A Prudência é uma virtude e saber que nem todas as palavras são
para todos os ouvidos, é mandamento para a sã convivência, até porque quem
diz o que quer, arrisca-se a ouvir o que não quer!
Mas ... "quem sai aos seus, não é de Genebra!" e, na minha
família, provocar o insólito para uma boa gargalhada, é um "must". São histórias contadas sem desprimor para as vítimas inocentes, para que estejamos atentos às rasteiras e, se há hesitações, o mais certo é o do lado as exagerar, até atingirem a dimensão do "muito impossível", para que o óbvio apareça e tudo se esclareça.
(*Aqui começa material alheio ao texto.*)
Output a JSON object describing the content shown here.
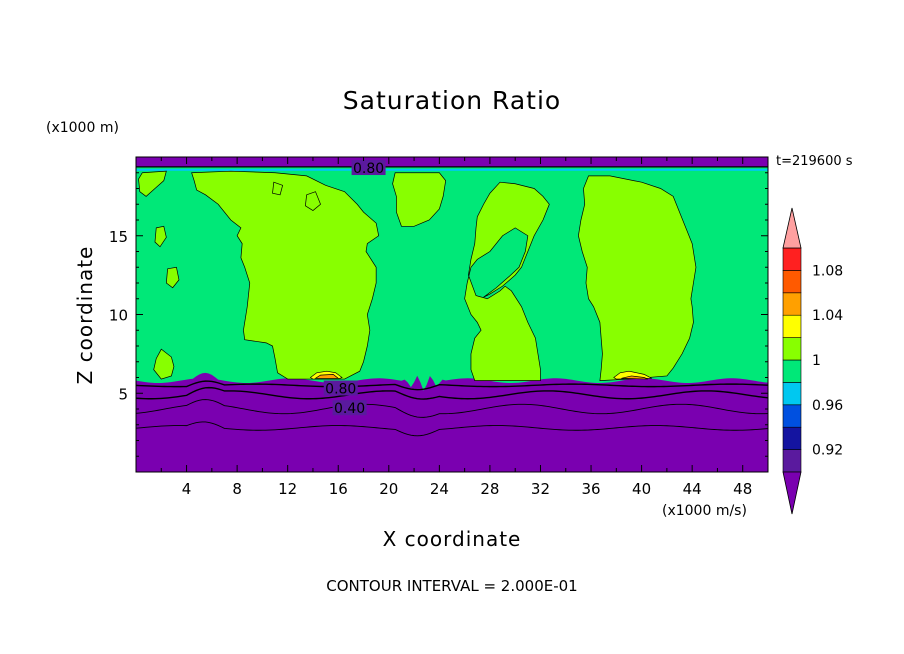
{
  "chart_data": {
    "type": "heatmap",
    "title": "Saturation Ratio",
    "xlabel": "X coordinate",
    "ylabel": "Z coordinate",
    "x_unit": "(x1000 m/s)",
    "y_unit": "(x1000 m)",
    "time_label": "t=219600 s",
    "footer": "CONTOUR INTERVAL = 2.000E-01",
    "xlim": [
      0,
      50
    ],
    "ylim": [
      0,
      20
    ],
    "x_ticks": [
      4,
      8,
      12,
      16,
      20,
      24,
      28,
      32,
      36,
      40,
      44,
      48
    ],
    "y_ticks": [
      5,
      10,
      15
    ],
    "colorbar": {
      "levels": [
        0.9,
        0.92,
        0.94,
        0.96,
        0.98,
        1.0,
        1.02,
        1.04,
        1.06,
        1.08,
        1.1
      ],
      "labels": [
        "0.92",
        "0.96",
        "1",
        "1.04",
        "1.08"
      ],
      "label_values": [
        0.92,
        0.96,
        1.0,
        1.04,
        1.08
      ],
      "colors": [
        "#5a1a9e",
        "#1414a0",
        "#0050e0",
        "#00c8f0",
        "#00e878",
        "#88ff00",
        "#ffff00",
        "#ffa000",
        "#ff5a00",
        "#ff2020"
      ],
      "under_color": "#7a00b0",
      "over_color": "#ffa0a0"
    },
    "contour_labels": [
      {
        "text": "0.80",
        "x": 18.4,
        "z": 19.3
      },
      {
        "text": "0.80",
        "x": 16.2,
        "z": 5.3
      },
      {
        "text": "0.40",
        "x": 16.9,
        "z": 4.05
      }
    ],
    "bands": {
      "purple_top": 5.8,
      "top_strip_bottom": 19.5
    },
    "regions": [
      {
        "level": 1.0,
        "poly": [
          [
            4.4,
            19.0
          ],
          [
            7.5,
            19.1
          ],
          [
            11.0,
            19.0
          ],
          [
            13.5,
            18.8
          ],
          [
            15.0,
            18.2
          ],
          [
            16.5,
            17.8
          ],
          [
            17.5,
            17.0
          ],
          [
            18.0,
            16.5
          ],
          [
            19.0,
            15.8
          ],
          [
            19.2,
            15.0
          ],
          [
            18.3,
            14.5
          ],
          [
            18.2,
            14.0
          ],
          [
            19.0,
            13.0
          ],
          [
            19.0,
            12.0
          ],
          [
            18.7,
            11.0
          ],
          [
            18.3,
            10.0
          ],
          [
            18.5,
            9.0
          ],
          [
            18.3,
            8.0
          ],
          [
            18.0,
            7.0
          ],
          [
            17.7,
            6.4
          ],
          [
            16.5,
            5.9
          ],
          [
            12.0,
            5.9
          ],
          [
            11.2,
            6.3
          ],
          [
            11.0,
            7.2
          ],
          [
            10.8,
            8.0
          ],
          [
            10.3,
            8.2
          ],
          [
            8.6,
            8.4
          ],
          [
            8.5,
            9.0
          ],
          [
            8.8,
            10.5
          ],
          [
            9.0,
            12.0
          ],
          [
            8.6,
            13.0
          ],
          [
            8.3,
            13.6
          ],
          [
            8.4,
            14.5
          ],
          [
            8.0,
            15.0
          ],
          [
            8.3,
            15.5
          ],
          [
            7.5,
            16.0
          ],
          [
            6.5,
            17.0
          ],
          [
            5.5,
            17.6
          ],
          [
            4.8,
            17.9
          ],
          [
            4.6,
            18.5
          ]
        ]
      },
      {
        "level": 1.0,
        "poly": [
          [
            20.5,
            19.0
          ],
          [
            24.0,
            19.0
          ],
          [
            24.5,
            18.5
          ],
          [
            24.3,
            17.5
          ],
          [
            24.0,
            16.7
          ],
          [
            23.2,
            16.0
          ],
          [
            22.0,
            15.6
          ],
          [
            21.0,
            15.6
          ],
          [
            20.6,
            16.5
          ],
          [
            20.6,
            17.5
          ],
          [
            20.3,
            18.3
          ]
        ]
      },
      {
        "level": 1.0,
        "poly": [
          [
            28.8,
            18.4
          ],
          [
            30.0,
            18.3
          ],
          [
            31.5,
            18.0
          ],
          [
            32.2,
            17.5
          ],
          [
            32.7,
            17.0
          ],
          [
            32.2,
            16.0
          ],
          [
            31.5,
            15.0
          ],
          [
            31.0,
            14.0
          ],
          [
            30.5,
            13.0
          ],
          [
            30.0,
            12.5
          ],
          [
            29.0,
            11.8
          ],
          [
            28.0,
            11.3
          ],
          [
            27.5,
            11.1
          ],
          [
            28.5,
            11.7
          ],
          [
            29.5,
            12.4
          ],
          [
            30.3,
            13.0
          ],
          [
            30.8,
            14.0
          ],
          [
            31.0,
            15.0
          ],
          [
            30.0,
            15.5
          ],
          [
            29.0,
            15.0
          ],
          [
            28.0,
            14.0
          ],
          [
            27.0,
            13.5
          ],
          [
            26.5,
            13.0
          ],
          [
            26.2,
            12.0
          ],
          [
            26.0,
            11.0
          ],
          [
            26.5,
            10.0
          ],
          [
            27.0,
            9.5
          ],
          [
            27.3,
            9.0
          ],
          [
            26.8,
            8.5
          ],
          [
            26.5,
            7.5
          ],
          [
            26.5,
            6.5
          ],
          [
            26.8,
            5.8
          ],
          [
            32.0,
            5.8
          ],
          [
            32.0,
            6.5
          ],
          [
            31.8,
            7.5
          ],
          [
            31.6,
            8.5
          ],
          [
            31.0,
            9.5
          ],
          [
            30.5,
            10.5
          ],
          [
            29.7,
            11.5
          ],
          [
            29.2,
            11.8
          ],
          [
            28.8,
            11.5
          ],
          [
            27.8,
            11.0
          ],
          [
            26.9,
            11.2
          ],
          [
            26.3,
            12.5
          ],
          [
            26.5,
            13.5
          ],
          [
            26.8,
            14.5
          ],
          [
            26.9,
            15.5
          ],
          [
            27.0,
            16.2
          ],
          [
            27.5,
            17.0
          ],
          [
            28.0,
            17.7
          ]
        ]
      },
      {
        "level": 1.0,
        "poly": [
          [
            35.8,
            18.8
          ],
          [
            37.5,
            18.8
          ],
          [
            40.0,
            18.4
          ],
          [
            41.5,
            18.0
          ],
          [
            42.5,
            17.5
          ],
          [
            43.0,
            16.5
          ],
          [
            43.5,
            15.5
          ],
          [
            44.0,
            14.5
          ],
          [
            44.3,
            13.0
          ],
          [
            44.1,
            12.0
          ],
          [
            43.9,
            11.0
          ],
          [
            44.0,
            10.5
          ],
          [
            44.1,
            9.5
          ],
          [
            43.8,
            8.5
          ],
          [
            43.2,
            7.5
          ],
          [
            42.5,
            6.6
          ],
          [
            42.0,
            6.1
          ],
          [
            39.0,
            5.9
          ],
          [
            36.7,
            5.8
          ],
          [
            36.8,
            6.5
          ],
          [
            36.9,
            7.5
          ],
          [
            36.8,
            8.5
          ],
          [
            36.7,
            9.5
          ],
          [
            36.2,
            10.5
          ],
          [
            35.8,
            11.0
          ],
          [
            35.6,
            12.0
          ],
          [
            35.7,
            13.0
          ],
          [
            35.3,
            14.0
          ],
          [
            35.0,
            15.0
          ],
          [
            35.2,
            16.0
          ],
          [
            35.5,
            17.0
          ],
          [
            35.4,
            18.0
          ]
        ]
      },
      {
        "level": 1.0,
        "poly": [
          [
            0.5,
            19.0
          ],
          [
            2.4,
            19.1
          ],
          [
            2.2,
            18.5
          ],
          [
            1.5,
            18.0
          ],
          [
            0.8,
            17.5
          ],
          [
            0.3,
            17.8
          ],
          [
            0.2,
            18.6
          ]
        ]
      },
      {
        "level": 1.0,
        "poly": [
          [
            2.0,
            7.8
          ],
          [
            2.8,
            7.3
          ],
          [
            3.0,
            6.7
          ],
          [
            2.8,
            6.1
          ],
          [
            2.0,
            5.9
          ],
          [
            1.4,
            6.5
          ],
          [
            1.6,
            7.2
          ]
        ]
      },
      {
        "level": 1.0,
        "poly": [
          [
            1.6,
            15.5
          ],
          [
            2.2,
            15.6
          ],
          [
            2.4,
            14.9
          ],
          [
            1.9,
            14.3
          ],
          [
            1.5,
            14.6
          ]
        ]
      },
      {
        "level": 1.0,
        "poly": [
          [
            2.5,
            12.9
          ],
          [
            3.2,
            13.0
          ],
          [
            3.4,
            12.2
          ],
          [
            2.9,
            11.7
          ],
          [
            2.4,
            12.0
          ]
        ]
      },
      {
        "level": 1.0,
        "poly": [
          [
            10.9,
            18.4
          ],
          [
            11.6,
            18.2
          ],
          [
            11.4,
            17.6
          ],
          [
            10.8,
            17.7
          ]
        ]
      },
      {
        "level": 1.0,
        "poly": [
          [
            13.5,
            17.6
          ],
          [
            14.2,
            17.8
          ],
          [
            14.6,
            17.0
          ],
          [
            14.0,
            16.6
          ],
          [
            13.4,
            16.9
          ]
        ]
      },
      {
        "level": 1.02,
        "poly": [
          [
            13.8,
            6.0
          ],
          [
            14.3,
            6.3
          ],
          [
            15.1,
            6.4
          ],
          [
            15.8,
            6.3
          ],
          [
            16.3,
            6.0
          ],
          [
            16.0,
            5.9
          ],
          [
            14.0,
            5.9
          ]
        ]
      },
      {
        "level": 1.02,
        "poly": [
          [
            37.8,
            6.0
          ],
          [
            38.3,
            6.3
          ],
          [
            39.0,
            6.4
          ],
          [
            40.2,
            6.2
          ],
          [
            40.8,
            5.95
          ],
          [
            38.0,
            5.9
          ]
        ]
      },
      {
        "level": 1.04,
        "poly": [
          [
            14.2,
            5.95
          ],
          [
            14.6,
            6.15
          ],
          [
            15.6,
            6.2
          ],
          [
            16.0,
            5.95
          ]
        ]
      },
      {
        "level": 1.04,
        "poly": [
          [
            38.4,
            5.95
          ],
          [
            39.2,
            6.1
          ],
          [
            40.2,
            6.0
          ],
          [
            40.5,
            5.9
          ]
        ]
      }
    ]
  }
}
Mas o que funciona dentro de portas, tem constrangimentos no exterior, e nem sempre a coisa corre bem.
A primeira história é do meu pai.
Estávamos na década de 50, quando as deslocações eram raras e se construía o Metropolitano de Lisboa. Daí que, uma ida à capital do Império, obrigava a notícias, e as obras do Metro não podiam ser descuradas.
Na altura, ele chefiava a Brigada do Sul do Serviço de Fomento
Mineiro, sediada em Beja. Num "briefing" do
regresso de uma dessas viagens, um dos engenheiros mais novos, perguntou-lhe se
vira obras no Terreiro do Paço, ao que o meu pai, alheado do assunto, respondeu a primeira patranha que lhe passou pela cabeça, na esperança que uma
risada de incredulidade, que “elevasse o moral das tropas” para o início de um dia
de trabalho: "- Nem queira saber o que por lá anda! Olhe que vão
abrir uma passagem do Metro na barriga do cavalo do D. José!".
O homem acreditou e indignou-se.
"Que não era possível destruir um monumento com quase 300 anos! … A
primeira estátua equestre de Portugal! ...", e por aí fora …, até lhe ser dito
que era uma graça, e ele ficar amuado para a vida, com o estigma daquela chacota!
A segunda história é minha:
Eu era ainda novo no local de trabalho. O gelo inicial
tinha já sido quebrado e conseguira a condescendência de muitos dos
profissionais do serviço para algumas das minhas “particularidades”, pelo que não
resistia a subir um patamar na escala da tolerância, na procura do “absoluto”, frequentemente
sem olhar ao histórico do interlocutor.
Nesse dia, fui abordado por uma enfermeira (das
mais sérias) que me pediu para lhe observar um ouvido. Tinha uma otalgia com
horas de evolução.
Fomos para a sala de trabalho. Com o otoscópio, conclui não ter otite. Voltei ao ouvido doloroso
e disse-lhe: - Parece-me estar tudo bem, mas vai ter de tapar o outro ouvido,
porque está a entrar muita luz desse lado!
Disse-o, sem ter pensado que tal significava que ela não teria
nada dentro da cabeça e na esperança de que ela o não fizesse. Mas ela fê-lo,
deixando-me na difícil posição de ter de dar um passo que revertesse aquele
constrangimento. À boa maneira “lá de casa”, em que a fuga é para a frente, fui
ao outro lado repetir a cena, e ela voltou a tapar o ouvido contralateral.
Em desespero, chamei-a à razão. Felizmente só estávamos os dois, mas só voltei a conquistar-lhe a confiança um bom par de anos depois.